Product Security Manager
- 6021 Connection Dr, Irving, TX 75039, USA
Epsilon is the leader in outcome-based marketing. We enable marketing that’s built on proof, not promises. Through Epsilon PeopleCloud, the marketing platform for personalizing consumer journeys with performance transparency, Epsilon helps marketers anticipate, activate and prove measurable business outcomes. Powered by CORE ID®, the most accurate and stable identity management platform representing 200+ million people, Epsilon’s award-winning data and technology is rooted in privacy by design and underpinned by powerful AI. With more than 50 years of experience in personalization and performance working with the world’s top brands, agencies and publishers, Epsilon is a trusted partner leading CRM, digital media, loyalty and email programs. Positioned at the core of Publicis Groupe, Epsilon is a global company with over 8,000 employees in over 40 offices around the world. For more information, visit epsilon.com. Follow us on Twitter at @EpsilonMktg.
The Manager of Product Security is responsible for working with platform owners and client teams to understand their software platforms and help advise and guide proper secure development, hardening of systems, vulnerability and code canning management and assistance with SecOps and GSO (Global Security Office) groups. This member should have experience in software development, database development or network operations with a desire to expand their career in security.
Essential Duties and responsibilities:
- Learn assigned system platform. Collect and keep current all needed essential data of a platform including Data flows, Network Diagrams, Infrastructure, Software platforms, SDLC Processes and other related items.
- Collect and understand all needed platform requirements related to Compliance. This will include but not limited to PCI, SOC, NIST ISO 27001, PII, HIPAA (ePHI).
- Review and obtain a general knowledge of Privacy laws, how they affect our systems and how we maintain compliance
- Assist development teams on how to apply secure coding practices, properly scan and remediate their code using tools such as Veracode.
- Assist product team with compliance and audit information, assist during audits, assist in maintaining compliance related material
- Assist product team with risk management. With an understanding of the platform, help the product team work through questions and understanding of risks and related Risk Acceptance Document requests.
- Assist in managing resolution of RADs during the request lifetime.
- Assist product and client teams with communicating and understanding security concerns that arise during reviews and scans. This may involve communicating with clients directly.

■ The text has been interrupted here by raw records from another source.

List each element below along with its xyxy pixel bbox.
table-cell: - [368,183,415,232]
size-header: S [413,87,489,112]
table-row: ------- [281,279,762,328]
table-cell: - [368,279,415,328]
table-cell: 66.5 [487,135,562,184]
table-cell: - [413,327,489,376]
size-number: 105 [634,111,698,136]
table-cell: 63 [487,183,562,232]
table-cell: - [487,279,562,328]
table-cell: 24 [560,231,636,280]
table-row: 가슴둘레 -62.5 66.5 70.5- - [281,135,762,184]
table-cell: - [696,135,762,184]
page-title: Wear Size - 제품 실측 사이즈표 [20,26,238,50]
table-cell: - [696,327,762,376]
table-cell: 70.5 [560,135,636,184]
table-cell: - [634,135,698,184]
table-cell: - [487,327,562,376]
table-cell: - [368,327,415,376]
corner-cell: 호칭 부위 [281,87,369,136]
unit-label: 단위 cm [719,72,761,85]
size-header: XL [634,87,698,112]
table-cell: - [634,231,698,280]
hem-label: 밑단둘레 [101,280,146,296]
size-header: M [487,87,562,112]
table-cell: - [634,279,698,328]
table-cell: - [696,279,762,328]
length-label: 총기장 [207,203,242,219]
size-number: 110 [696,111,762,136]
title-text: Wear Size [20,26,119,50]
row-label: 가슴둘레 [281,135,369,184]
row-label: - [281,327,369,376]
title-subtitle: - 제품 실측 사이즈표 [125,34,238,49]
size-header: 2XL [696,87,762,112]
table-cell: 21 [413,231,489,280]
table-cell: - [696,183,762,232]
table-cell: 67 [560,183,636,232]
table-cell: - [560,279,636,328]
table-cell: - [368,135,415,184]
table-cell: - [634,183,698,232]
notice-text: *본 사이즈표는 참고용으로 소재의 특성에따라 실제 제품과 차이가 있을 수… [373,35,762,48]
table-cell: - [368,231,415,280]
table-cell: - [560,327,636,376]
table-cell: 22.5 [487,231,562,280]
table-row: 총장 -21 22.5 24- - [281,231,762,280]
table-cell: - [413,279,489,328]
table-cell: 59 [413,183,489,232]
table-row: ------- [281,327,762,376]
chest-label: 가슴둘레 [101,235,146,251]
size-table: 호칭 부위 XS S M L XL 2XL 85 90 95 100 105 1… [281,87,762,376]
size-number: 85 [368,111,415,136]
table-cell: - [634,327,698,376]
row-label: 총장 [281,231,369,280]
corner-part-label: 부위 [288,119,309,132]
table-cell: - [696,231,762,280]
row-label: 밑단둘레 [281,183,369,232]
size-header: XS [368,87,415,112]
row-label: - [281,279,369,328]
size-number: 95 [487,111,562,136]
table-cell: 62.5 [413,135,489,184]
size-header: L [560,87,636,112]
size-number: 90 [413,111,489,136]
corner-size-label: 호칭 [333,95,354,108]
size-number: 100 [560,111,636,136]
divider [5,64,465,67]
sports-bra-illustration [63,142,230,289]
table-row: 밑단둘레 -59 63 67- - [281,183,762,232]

- Build “trust” relationships with Product and client team members, NetEng, SecOps, VMOps, GSO and other groups as needed to accomplish goals
- Understand and implement DevSecOps in product development stream
- Assist with security incidents
- 5 to 7 years experience in either software development, database or network engineering
- Some understanding and desire to learn security operations
- A desire to expand and enhance communication and negotiation skills
- Ability to manage multiple tasks and follow through to complete each
- The desire to learn to build “trust relationships”
Great People, Deserve Great Benefits
We know that we have some of the brightest and most talented associates in the world, and we believe in rewarding them accordingly. If you work here, expect competitive pay, comprehensive health coverage, and endless opportunities to advance your career.
Epsilon is an Equal Opportunity Employer. Epsilon’s policy is not to discriminate against any applicant or employee based on actual or perceived race, age, sex or gender (including pregnancy), marital status, national origin, ancestry, citizenship status, mental or physical disability, religion, creed, color, sexual orientation, gender identity or expression (including transgender status), veteran status, genetic information, or any other characteristic protected by applicable federal, state or local law. Epsilon also prohibits harassment of applicants and employees based on any of these protected categories.
Epsilon will provide accommodations to applicants needing accommodations to complete the application process.